Kazan filme cette brute épaisse et gesticulante en gros plans, uppercuts visuels qui viennent nous frapper séquences après séquences. Sa caméra bouge sans cesse, son montage est nerveux, et ses acteurs, impeccablement dirigés. Andy Griffith, pour son premier rôle au cinéma, est un animal magnifique, sa voix de stentor répond parfaitement à celle, envoûtante, de Patricia Neal.
Comme Welles avant lui, Kazan brosse avec mordant le portrait d’une Amérique accro aux idoles de pacotille. Mais là où Citizen Kane visait la presse écrite, lui s’attaque aux médias de masse. Radio, publicité, télévision. Pouvoir des mots, des discours, de l’image. L’hystérie est collective, Lonesome est atteint de mégalomanie aigüe : « Je ne suis pas qu’un amuseur ! J’influence, je brasse l’opinion ! Je suis une force ! ». Mais le colosse, usé et exploité, a des pieds d’argile. On est fasciné, on le regarde avec avidité goûter à l’ivresse du pouvoir, en attendant l’effondrement qu’on sait inévitable. Lonesome Rhodes est un Icare grisé, éphémère et captivant, jusqu’à ce plan génial et métaphorique d’un ascenseur qui descend les étages un à un.
C’est l’histoire d’une solitude, aussi. Pas seulement celle de Lonesome, plutôt celle de Marcia, elle aussi ensorcelée. Comme le docteur Frankenstein, elle a façonné sa créature. « Je l’ai trouvé. Il est à moi pour le meilleur, et pour le pire je l’améliorerai ». Elle est pour lui un mentor, un refuge, un ange gardien. Femme de l’ombre, de la pénombre même – témoin cette scène magnifique où, visage dissimulé pour masquer son trouble et imprimer son déchirement, elle prend une dernière fois sa défense – elle est seule, ultime rempart à qui Lonesome se montre à visage découvert. Mais c’est elle qui a le pouvoir, elle sur qui tout repose. Créer, protéger, détruire, elle sera sa Némésis.
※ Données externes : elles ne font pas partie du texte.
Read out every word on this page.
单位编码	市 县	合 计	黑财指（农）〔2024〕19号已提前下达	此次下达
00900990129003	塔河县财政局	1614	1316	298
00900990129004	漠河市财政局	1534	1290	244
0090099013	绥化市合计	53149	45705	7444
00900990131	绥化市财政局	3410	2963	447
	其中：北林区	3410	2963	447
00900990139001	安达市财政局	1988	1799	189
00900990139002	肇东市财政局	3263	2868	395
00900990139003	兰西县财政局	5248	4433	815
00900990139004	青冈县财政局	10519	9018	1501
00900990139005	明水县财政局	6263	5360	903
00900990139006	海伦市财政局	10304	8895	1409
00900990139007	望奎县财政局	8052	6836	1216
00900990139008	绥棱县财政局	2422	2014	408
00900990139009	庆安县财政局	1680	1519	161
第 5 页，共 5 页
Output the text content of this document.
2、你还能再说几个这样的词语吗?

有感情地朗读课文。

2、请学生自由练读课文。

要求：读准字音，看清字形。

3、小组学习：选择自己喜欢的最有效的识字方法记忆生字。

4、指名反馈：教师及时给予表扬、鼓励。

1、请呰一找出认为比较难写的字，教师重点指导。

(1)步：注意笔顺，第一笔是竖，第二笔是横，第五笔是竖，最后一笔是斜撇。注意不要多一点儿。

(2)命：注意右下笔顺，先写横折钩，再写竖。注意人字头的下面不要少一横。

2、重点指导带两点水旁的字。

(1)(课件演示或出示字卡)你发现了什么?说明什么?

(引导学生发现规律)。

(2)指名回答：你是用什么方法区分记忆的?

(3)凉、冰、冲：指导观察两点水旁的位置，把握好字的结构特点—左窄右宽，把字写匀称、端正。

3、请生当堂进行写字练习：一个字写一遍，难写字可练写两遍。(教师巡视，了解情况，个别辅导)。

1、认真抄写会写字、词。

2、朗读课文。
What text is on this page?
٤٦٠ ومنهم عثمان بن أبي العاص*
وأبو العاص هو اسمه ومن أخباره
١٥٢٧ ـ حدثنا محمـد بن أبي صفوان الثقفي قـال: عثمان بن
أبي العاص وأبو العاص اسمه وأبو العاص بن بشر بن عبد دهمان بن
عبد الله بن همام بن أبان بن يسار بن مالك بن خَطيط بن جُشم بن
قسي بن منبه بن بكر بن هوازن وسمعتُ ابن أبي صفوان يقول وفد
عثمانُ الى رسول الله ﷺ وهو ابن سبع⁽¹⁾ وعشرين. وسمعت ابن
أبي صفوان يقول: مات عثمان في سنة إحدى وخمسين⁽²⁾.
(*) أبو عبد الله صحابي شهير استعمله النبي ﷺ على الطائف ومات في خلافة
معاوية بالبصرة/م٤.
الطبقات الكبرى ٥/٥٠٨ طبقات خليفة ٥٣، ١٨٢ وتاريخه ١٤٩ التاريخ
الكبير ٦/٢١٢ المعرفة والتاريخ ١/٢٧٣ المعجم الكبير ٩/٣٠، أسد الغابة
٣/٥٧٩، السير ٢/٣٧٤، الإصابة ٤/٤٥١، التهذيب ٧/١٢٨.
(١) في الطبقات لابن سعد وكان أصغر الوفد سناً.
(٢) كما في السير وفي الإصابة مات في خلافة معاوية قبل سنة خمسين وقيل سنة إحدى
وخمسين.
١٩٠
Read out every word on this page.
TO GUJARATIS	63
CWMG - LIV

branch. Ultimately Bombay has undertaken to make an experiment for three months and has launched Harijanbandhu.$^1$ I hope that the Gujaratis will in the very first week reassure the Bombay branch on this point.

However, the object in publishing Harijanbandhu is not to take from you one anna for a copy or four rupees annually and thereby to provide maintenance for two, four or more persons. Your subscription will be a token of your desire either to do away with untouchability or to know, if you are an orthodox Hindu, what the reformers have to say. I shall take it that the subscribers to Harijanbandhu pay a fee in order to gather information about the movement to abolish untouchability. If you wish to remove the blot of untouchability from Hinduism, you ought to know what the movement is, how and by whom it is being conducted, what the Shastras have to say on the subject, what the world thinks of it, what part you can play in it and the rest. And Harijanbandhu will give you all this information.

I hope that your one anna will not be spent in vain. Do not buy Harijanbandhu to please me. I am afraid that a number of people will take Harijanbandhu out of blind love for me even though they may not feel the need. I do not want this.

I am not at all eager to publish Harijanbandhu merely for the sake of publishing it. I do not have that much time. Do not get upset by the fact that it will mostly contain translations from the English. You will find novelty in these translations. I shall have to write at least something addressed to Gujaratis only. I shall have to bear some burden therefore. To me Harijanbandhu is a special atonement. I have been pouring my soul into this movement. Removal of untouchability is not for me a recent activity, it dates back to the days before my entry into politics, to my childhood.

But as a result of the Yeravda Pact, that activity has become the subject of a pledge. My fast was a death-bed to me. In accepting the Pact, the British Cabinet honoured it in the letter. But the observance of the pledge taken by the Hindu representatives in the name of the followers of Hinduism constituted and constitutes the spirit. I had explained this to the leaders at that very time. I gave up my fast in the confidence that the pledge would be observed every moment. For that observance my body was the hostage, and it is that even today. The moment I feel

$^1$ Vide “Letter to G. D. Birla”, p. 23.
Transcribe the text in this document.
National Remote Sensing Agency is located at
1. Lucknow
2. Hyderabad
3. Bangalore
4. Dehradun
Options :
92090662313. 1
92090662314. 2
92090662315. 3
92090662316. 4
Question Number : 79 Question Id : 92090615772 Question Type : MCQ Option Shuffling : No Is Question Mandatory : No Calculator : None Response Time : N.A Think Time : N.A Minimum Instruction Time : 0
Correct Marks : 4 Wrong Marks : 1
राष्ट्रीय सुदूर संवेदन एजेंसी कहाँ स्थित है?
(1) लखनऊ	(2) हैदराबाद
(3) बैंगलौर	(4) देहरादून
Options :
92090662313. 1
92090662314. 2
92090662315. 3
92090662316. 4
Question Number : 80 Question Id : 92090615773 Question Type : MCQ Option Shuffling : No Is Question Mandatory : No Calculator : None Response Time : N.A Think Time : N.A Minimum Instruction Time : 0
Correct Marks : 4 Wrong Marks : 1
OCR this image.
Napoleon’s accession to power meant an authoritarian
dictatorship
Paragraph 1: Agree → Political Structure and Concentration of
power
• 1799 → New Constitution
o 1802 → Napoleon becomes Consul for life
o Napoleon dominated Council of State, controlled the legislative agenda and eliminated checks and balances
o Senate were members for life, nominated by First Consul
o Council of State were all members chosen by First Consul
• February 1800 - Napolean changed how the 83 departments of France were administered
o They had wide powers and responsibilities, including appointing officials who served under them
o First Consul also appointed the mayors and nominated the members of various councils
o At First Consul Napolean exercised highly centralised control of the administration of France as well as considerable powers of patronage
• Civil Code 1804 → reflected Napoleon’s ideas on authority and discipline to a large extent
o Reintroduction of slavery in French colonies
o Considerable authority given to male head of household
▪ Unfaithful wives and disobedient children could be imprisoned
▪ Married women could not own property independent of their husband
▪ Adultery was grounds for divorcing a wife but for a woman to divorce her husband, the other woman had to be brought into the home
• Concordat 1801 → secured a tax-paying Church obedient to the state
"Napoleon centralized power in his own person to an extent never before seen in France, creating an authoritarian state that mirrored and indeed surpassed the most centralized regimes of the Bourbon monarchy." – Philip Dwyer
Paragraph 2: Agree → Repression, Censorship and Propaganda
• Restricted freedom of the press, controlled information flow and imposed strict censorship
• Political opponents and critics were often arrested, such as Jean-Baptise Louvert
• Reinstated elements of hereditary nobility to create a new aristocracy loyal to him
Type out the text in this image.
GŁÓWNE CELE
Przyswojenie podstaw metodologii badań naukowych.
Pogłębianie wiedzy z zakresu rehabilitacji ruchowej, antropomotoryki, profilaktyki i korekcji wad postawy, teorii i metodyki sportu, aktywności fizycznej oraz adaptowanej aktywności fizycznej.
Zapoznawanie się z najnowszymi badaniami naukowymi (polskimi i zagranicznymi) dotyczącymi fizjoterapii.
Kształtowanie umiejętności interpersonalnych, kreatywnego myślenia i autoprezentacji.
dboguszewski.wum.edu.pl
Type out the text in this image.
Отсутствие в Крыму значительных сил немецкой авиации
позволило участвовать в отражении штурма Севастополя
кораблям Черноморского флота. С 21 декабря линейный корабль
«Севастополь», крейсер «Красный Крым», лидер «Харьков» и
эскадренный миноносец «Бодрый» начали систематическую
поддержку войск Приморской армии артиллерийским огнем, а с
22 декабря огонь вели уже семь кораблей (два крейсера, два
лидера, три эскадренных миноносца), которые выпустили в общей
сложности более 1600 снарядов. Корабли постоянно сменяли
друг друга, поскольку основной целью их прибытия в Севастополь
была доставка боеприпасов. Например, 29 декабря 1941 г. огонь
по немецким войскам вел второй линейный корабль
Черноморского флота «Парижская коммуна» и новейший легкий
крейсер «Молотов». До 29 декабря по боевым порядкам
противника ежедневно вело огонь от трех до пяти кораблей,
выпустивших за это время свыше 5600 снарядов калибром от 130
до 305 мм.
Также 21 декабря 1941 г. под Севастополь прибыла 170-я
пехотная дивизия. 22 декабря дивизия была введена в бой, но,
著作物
Le Fleuve sauvage (1960) : la métaphore ardente
Dans l’Amérique du New Deal, Chuck Glover est envoyé par une grande entreprise pour finaliser les expropriations avant la construction d’un barrage sur le Tennessee. Les luttes sociales, les conflits de générations face au capitalisme naissant, le Sud de l’attachement à la terre. Le racisme, frontal, ou celui plus sournois, paternaliste, de la vieille Ella Garth – formidable Jo Van Fleet – qui régente tout et tous. Et surtout le couple et la passion. Tous les thèmes chers à Kazan s’entrecroisent dans Le Fleuve sauvage.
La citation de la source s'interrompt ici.